Should Wind ever open a hotel himself - "Which I don't plan to do by the way, don't be afraid" - the first thing he would change would be breakfast. "Many hotels offer a breakfast buffet. Nothing wrong with that in itself. But do you know what the problem is? The first day you love such a deluxe breakfast with all the trimmings. The second day it becomes less special and the third day you think 'I know this now'. Don't I? Well, so you can solve that very simply."
Whereupon Wind explains how he envisions every breakfast table having its own griddle. "A bit like cooking on one of those hot stones. So as a guest, you can decide every morning how you want your breakfast. Saves food waste too, because you can give each guest a raw egg that they fry, scramble or boil themselves. If you do that combined with the possibility that guests can choose a more luxurious upgrade in addition to the basic breakfast - where the chef prepares something at your table, for example - I think you have a golden formula on your hands."
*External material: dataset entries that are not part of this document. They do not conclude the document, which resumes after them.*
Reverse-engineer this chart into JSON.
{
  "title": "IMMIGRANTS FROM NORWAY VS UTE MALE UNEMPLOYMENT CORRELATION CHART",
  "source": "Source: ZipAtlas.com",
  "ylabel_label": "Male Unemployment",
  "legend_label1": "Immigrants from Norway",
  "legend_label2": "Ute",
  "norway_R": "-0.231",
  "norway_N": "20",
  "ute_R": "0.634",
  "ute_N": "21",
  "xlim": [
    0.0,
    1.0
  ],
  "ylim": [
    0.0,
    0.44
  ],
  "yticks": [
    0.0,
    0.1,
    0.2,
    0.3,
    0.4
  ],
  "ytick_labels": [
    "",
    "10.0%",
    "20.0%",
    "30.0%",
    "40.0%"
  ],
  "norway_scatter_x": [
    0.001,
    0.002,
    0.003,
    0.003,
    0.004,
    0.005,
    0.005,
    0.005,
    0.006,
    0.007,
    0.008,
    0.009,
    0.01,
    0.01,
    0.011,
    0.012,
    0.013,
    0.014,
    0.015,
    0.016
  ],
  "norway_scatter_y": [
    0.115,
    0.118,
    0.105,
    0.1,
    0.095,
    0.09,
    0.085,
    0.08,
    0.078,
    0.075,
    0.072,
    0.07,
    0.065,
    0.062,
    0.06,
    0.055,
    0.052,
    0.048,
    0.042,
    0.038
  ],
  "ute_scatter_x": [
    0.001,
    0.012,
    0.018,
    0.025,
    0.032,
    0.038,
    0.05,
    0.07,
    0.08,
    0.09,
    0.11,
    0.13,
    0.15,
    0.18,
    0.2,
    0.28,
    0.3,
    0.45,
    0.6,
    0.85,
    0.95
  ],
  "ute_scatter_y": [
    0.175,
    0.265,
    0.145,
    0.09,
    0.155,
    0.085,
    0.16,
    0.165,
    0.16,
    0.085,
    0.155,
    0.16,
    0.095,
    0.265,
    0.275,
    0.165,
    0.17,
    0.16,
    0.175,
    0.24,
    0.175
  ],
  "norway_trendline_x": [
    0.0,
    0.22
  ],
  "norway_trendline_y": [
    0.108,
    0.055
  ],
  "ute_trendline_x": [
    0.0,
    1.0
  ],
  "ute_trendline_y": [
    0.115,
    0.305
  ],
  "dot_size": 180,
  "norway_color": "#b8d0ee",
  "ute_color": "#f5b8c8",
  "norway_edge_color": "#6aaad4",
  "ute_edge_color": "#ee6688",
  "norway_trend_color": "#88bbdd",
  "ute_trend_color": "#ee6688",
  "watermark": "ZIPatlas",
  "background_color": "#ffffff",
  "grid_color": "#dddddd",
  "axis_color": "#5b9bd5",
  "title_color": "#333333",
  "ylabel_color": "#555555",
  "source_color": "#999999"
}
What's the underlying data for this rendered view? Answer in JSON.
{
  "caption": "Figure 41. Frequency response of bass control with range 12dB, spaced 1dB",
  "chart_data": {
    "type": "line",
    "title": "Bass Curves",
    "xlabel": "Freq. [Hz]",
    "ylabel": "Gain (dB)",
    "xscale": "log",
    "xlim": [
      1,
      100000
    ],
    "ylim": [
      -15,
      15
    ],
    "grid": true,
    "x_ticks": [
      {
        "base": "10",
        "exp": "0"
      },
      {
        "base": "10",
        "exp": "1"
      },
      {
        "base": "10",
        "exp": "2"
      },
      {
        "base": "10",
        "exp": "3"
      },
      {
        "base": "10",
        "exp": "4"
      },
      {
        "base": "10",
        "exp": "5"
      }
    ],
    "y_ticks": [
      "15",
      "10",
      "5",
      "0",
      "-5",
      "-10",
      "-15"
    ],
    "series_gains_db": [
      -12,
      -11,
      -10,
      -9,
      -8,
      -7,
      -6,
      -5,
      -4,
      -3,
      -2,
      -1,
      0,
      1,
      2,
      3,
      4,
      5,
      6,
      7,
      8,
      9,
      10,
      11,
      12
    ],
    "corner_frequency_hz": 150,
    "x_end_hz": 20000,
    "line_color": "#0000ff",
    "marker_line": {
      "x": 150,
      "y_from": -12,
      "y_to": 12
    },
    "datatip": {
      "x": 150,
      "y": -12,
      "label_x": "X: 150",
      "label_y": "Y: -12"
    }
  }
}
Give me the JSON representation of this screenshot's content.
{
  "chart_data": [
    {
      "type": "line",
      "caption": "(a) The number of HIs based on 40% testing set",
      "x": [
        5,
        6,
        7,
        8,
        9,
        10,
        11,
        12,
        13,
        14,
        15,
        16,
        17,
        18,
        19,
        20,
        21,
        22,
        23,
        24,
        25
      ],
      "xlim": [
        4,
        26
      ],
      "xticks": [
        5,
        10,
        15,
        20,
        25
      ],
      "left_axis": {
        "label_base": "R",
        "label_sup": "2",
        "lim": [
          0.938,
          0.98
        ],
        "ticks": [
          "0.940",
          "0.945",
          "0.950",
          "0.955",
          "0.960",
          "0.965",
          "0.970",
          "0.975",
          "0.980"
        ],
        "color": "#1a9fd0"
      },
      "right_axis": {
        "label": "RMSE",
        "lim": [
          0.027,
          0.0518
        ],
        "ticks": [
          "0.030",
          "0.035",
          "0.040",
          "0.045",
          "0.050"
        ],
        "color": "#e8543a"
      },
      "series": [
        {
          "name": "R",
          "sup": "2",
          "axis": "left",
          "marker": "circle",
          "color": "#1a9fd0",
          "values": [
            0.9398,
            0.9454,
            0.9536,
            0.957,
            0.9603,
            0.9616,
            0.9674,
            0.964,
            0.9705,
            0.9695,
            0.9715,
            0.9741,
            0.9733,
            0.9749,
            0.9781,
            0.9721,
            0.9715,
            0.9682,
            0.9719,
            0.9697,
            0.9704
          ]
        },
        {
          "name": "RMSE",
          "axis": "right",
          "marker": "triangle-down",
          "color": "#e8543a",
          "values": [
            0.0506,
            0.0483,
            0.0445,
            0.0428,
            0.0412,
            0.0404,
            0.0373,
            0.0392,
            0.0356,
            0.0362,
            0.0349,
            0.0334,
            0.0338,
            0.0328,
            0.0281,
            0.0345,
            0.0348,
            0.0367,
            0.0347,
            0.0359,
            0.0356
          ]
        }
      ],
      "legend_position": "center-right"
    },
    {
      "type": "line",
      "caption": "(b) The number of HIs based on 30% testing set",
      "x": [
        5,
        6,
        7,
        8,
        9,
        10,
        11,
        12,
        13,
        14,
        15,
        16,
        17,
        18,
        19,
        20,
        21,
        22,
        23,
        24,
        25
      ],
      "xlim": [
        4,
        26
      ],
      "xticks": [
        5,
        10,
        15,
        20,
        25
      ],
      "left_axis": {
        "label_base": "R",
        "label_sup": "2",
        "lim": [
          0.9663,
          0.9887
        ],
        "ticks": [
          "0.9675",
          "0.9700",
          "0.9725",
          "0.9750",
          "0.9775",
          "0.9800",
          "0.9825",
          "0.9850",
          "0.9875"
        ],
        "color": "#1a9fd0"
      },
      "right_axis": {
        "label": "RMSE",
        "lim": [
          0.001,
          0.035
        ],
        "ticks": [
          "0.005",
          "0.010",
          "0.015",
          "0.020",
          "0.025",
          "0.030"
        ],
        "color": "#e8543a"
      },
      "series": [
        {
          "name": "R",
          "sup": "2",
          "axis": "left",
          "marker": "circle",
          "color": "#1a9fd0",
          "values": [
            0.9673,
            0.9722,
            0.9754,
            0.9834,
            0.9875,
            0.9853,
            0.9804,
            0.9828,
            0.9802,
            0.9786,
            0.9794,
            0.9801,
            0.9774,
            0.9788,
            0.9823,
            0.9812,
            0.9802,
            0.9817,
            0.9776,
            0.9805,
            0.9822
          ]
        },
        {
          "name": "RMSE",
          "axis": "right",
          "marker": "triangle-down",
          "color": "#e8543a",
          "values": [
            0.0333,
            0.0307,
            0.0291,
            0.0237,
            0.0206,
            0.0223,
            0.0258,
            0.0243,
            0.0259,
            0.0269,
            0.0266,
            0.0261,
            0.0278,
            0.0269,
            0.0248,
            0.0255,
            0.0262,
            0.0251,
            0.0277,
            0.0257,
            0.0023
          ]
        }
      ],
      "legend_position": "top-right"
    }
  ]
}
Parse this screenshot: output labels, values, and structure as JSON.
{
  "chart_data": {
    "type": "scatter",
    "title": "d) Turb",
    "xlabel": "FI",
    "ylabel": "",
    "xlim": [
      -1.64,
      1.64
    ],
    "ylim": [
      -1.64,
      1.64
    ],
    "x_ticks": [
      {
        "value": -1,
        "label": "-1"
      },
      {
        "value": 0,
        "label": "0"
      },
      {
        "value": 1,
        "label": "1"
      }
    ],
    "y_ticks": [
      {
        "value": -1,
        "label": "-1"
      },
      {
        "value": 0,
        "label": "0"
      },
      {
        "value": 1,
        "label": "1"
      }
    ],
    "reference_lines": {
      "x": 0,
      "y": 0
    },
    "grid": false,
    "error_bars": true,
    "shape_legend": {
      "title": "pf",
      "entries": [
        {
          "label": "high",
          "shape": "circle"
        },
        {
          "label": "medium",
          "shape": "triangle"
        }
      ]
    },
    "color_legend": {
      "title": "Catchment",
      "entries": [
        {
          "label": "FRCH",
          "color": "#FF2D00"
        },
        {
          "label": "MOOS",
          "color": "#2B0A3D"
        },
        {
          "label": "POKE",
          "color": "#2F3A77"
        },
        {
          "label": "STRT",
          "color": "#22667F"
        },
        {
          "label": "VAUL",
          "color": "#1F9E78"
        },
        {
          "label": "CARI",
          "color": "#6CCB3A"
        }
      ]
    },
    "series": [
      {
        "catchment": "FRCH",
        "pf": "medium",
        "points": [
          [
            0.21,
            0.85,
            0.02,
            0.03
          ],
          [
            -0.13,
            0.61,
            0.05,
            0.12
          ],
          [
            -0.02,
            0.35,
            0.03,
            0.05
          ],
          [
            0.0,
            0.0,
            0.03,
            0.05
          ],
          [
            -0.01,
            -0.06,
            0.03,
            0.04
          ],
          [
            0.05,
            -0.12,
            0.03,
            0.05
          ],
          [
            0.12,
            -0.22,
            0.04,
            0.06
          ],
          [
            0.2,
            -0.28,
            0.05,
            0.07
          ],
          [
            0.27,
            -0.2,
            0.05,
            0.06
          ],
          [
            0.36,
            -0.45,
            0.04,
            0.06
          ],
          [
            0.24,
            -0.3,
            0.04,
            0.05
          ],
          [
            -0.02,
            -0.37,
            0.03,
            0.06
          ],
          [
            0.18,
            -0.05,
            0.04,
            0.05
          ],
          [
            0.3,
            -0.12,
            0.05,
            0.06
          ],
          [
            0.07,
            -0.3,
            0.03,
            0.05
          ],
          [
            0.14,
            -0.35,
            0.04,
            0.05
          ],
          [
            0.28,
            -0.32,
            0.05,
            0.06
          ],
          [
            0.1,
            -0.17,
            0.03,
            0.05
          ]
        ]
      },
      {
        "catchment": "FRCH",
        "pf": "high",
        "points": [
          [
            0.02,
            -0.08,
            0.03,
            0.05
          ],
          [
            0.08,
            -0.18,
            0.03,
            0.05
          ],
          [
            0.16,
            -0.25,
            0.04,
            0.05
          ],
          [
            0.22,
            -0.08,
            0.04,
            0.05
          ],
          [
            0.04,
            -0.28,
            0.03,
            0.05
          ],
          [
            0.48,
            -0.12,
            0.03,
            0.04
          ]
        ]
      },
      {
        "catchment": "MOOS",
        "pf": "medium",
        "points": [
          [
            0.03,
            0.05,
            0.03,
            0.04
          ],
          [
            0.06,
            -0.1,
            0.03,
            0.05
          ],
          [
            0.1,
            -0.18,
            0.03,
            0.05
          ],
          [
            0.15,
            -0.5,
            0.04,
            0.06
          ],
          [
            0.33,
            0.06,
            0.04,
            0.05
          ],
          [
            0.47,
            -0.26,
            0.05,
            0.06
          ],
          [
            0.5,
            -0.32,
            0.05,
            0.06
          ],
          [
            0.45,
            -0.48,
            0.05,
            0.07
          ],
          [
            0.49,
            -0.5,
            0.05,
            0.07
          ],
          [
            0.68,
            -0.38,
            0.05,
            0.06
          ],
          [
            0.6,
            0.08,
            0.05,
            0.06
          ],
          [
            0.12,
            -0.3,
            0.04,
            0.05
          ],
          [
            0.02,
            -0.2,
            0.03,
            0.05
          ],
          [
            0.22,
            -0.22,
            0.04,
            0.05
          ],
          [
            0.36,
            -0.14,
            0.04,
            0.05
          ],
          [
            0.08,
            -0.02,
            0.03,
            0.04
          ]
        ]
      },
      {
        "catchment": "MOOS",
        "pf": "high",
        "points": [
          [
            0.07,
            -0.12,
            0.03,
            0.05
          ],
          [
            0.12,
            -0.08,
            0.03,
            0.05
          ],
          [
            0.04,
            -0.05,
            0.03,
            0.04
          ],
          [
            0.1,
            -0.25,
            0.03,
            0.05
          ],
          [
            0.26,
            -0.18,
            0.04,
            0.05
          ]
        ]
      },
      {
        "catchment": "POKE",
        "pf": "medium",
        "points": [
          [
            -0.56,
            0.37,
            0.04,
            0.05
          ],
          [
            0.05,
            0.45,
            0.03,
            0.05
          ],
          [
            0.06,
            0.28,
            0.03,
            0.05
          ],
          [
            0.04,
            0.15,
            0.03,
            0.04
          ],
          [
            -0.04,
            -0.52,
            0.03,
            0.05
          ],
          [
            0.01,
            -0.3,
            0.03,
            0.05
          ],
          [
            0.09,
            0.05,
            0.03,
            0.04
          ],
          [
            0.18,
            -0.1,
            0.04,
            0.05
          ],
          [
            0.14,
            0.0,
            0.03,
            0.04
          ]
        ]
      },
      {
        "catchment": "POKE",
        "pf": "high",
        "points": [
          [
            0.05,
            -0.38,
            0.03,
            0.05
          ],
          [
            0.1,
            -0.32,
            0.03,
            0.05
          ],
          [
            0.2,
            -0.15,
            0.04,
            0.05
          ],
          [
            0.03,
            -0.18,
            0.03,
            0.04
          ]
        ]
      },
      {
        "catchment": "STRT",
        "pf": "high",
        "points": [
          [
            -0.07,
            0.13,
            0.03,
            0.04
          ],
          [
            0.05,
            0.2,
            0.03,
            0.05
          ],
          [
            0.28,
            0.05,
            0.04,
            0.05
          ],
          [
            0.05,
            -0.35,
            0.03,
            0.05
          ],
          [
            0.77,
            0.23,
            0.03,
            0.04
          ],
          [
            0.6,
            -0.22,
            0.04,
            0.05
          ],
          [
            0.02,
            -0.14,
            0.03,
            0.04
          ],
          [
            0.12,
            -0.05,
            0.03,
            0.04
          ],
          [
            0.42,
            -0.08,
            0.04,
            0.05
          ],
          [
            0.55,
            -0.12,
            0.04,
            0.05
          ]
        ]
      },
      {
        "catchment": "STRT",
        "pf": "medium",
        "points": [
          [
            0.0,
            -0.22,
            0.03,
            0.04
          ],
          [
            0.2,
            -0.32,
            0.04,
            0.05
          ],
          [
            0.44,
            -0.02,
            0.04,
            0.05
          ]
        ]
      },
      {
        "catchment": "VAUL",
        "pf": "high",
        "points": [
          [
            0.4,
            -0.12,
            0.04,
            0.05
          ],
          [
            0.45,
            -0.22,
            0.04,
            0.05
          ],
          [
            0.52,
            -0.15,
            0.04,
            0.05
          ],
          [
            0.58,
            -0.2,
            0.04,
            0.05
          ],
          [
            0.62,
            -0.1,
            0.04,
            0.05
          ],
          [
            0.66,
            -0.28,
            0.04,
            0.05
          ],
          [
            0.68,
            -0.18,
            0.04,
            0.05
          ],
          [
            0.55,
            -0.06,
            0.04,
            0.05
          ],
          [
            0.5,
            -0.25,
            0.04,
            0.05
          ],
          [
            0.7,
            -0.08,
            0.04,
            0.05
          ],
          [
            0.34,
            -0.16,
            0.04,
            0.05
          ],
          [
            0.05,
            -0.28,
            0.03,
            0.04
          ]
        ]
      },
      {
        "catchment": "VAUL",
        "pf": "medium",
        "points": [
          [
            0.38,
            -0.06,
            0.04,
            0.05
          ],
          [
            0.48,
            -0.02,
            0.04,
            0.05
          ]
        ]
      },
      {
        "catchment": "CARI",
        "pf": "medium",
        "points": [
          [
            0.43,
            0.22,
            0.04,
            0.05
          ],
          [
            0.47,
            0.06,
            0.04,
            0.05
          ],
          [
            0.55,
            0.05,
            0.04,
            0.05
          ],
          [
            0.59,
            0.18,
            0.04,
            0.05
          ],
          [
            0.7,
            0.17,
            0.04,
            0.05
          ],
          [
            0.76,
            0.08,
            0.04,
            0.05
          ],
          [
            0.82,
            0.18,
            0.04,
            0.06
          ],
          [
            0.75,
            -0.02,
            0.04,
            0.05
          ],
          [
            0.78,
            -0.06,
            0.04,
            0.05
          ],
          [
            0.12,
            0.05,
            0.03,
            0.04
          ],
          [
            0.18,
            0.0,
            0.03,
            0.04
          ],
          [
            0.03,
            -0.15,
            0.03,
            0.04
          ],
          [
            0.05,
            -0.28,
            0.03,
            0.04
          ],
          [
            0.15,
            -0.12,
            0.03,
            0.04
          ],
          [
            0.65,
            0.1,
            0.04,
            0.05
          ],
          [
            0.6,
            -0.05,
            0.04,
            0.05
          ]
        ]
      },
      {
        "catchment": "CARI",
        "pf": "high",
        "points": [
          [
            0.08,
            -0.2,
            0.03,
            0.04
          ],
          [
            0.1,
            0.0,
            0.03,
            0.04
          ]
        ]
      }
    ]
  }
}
According to Wind, the concept of many hotels is not flexible enough. "You need to be able to offer more than just a bed and breakfast. The variation in choices now often revolves only around the luxury or size of the rooms, but not in everything around it. I would offer menus. And not just with food on them, but the complete hotel experience. Offer your guest a choice for everything: the room, the service level, food, excursions, everything! And you can then also charge just fine for that. Because you prove that you are truly engaged with your guest. I think the bulk of hotels now don't get out of it what is achievable."